Today is week three – to the date – post layoff. I must say that time flies when you aren’t tethered to a desk plugging away all day in an office! As you might have read in the “About” section, this is my second layoff in about 3 years. One would think that this would feel like old hat to me and I’d be able to skip a range of emotions that naturally flood in when you are “let go”, but that’s not the case.
A layoff feels like a break-up or a death in your family of oneJ. Its considered a major life changing event, so for those of you who find yourselves feeling what you are feeling, don’t worry, you are normal and if you don’t feel anything…then you need to tell me what drug to take to numb the mind!
First there was the shock, but in my gut I knew it was coming – my dream 3 weeks prior pretty much painted the picture for me. Then I celebrated my 35th birthday with my closest friends, 3 days after the layoff and discovered that it was difficult for me to feel happy. It was great seeing my friends and knowing that I have such an amazing support group, but I think at that point the layoff was starting to set-in along with the fact that I was no longer feeling young and not sure what I was going to do in the next phase of my career.
Week two was spent fighting off a horrible cold that had probably been brewing for about a month prior to the layoff and it finally took hold, taking me down by the jugular. And boy, did I ever feel like a big loser – a 35 year old snot-face, house pants wearing, 2 days without a shower or visitors, jobless loser.
After feeling sorry for myself for a couple more days, I finally saw the light and started taking action – plugging away on my resume, setting up the online job search feeds and networking. After all, people would not be knocking on my door offering me jobs! In looking back at my “crazy energy” during this time, I think it was more of an anger frenzy driving me to try to tackle this new problem head on and not let “THEM” tell me I was a loser!
Now it’s week three – and I’ve settled into my new life, however temporary, and have accepted whatever the universe has in store for me. Setting up a weekly routine is helpful and I’ve also started exploring hobbies that were put on hold, like photography, and I’ve begun new ones like blogging and soon plan to start painting abstracts. Exercise is also key – especially cycling, walking, boxing and yoga (love the boxing and yoga…beat shit up then relax away the bad energy!). And, most importantly, I’ve been given the gift of time to share some quality time with my almost 90yr old grandmother (birthday is this Sunday), helping her with grocery shopping, listening to her stories even if they sometimes feel like stories from “back in St. Olaf” – she loves the company and I have an opportunity to make her day brighter with these visits.

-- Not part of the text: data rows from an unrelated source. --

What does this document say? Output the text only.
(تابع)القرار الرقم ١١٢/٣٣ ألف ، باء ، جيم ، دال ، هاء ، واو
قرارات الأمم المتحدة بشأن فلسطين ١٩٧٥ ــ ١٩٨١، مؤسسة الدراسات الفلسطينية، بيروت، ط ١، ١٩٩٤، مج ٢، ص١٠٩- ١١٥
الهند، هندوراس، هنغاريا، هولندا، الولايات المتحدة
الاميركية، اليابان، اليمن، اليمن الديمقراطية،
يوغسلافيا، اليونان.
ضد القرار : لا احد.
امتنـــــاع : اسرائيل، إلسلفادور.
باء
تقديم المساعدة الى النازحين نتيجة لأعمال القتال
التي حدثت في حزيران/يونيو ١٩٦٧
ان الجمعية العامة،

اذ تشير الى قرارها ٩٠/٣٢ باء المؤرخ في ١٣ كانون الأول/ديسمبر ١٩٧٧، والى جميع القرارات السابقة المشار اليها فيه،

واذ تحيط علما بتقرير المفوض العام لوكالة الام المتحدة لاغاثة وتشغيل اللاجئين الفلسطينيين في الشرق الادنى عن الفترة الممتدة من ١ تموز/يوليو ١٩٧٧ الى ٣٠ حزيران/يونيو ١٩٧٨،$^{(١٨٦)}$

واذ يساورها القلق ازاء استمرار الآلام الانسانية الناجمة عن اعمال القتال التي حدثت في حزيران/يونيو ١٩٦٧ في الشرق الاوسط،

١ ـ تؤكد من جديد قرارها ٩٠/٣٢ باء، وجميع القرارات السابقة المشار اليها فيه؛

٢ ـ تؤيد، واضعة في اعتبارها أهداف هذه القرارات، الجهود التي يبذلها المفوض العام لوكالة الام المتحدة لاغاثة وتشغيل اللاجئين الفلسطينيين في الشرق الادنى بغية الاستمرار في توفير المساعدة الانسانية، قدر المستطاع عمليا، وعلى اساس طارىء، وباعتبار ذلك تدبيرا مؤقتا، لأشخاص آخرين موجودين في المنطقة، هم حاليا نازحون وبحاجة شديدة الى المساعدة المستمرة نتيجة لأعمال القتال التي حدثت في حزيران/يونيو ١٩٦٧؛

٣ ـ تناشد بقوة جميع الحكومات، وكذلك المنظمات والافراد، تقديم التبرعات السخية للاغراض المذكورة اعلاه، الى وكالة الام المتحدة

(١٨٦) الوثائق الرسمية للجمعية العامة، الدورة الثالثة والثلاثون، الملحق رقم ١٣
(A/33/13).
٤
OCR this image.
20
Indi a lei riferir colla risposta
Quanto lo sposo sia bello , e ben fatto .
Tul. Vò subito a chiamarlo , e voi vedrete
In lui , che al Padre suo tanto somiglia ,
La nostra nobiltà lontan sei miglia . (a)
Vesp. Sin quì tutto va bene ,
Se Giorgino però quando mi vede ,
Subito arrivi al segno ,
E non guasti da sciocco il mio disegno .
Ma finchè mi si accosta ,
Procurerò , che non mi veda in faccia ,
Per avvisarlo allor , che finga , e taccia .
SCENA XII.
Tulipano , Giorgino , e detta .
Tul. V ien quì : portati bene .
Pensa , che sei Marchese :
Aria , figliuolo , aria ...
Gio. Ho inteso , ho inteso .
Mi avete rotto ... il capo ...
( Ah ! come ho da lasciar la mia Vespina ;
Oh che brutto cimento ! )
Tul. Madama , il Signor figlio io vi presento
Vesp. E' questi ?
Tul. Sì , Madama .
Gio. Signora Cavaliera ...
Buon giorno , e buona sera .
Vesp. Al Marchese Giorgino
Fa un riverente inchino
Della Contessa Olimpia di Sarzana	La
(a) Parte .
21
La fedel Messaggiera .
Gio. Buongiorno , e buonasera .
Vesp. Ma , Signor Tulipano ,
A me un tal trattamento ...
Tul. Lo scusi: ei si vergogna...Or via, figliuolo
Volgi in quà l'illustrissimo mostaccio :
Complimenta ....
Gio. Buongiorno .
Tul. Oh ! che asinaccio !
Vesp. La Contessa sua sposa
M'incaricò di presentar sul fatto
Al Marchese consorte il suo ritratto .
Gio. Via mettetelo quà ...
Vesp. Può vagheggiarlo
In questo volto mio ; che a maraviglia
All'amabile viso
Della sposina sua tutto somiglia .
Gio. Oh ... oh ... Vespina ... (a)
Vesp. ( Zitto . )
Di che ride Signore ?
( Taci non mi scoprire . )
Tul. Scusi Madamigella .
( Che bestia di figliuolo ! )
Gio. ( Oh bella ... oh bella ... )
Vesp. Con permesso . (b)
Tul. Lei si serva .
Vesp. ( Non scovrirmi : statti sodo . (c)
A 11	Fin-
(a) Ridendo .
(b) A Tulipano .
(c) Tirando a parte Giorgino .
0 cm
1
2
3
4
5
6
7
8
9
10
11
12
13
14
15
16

So – I realize I have rambled on a bit – so going to end this with a few words of advice to those loved ones who are possibly concerned about “how you are doing” post layoff. Remind them that you will experience a range of emotions, some of which are hard to watch you go through. But, you have to go through the cycle and the only thing they can really do to help is listen, validate your feelings and show compassion and empathy. They can’t fix the problem or give you answers and the last thing they should be doing is telling you what you SHOULD be doing. The “shoulds” don’t help – it just feeds the anxiety and we know what we “should be doing” and will do it when we are ready. Just get us out of our house pants, out of the house and find ways to make us smile – the rest is up to us.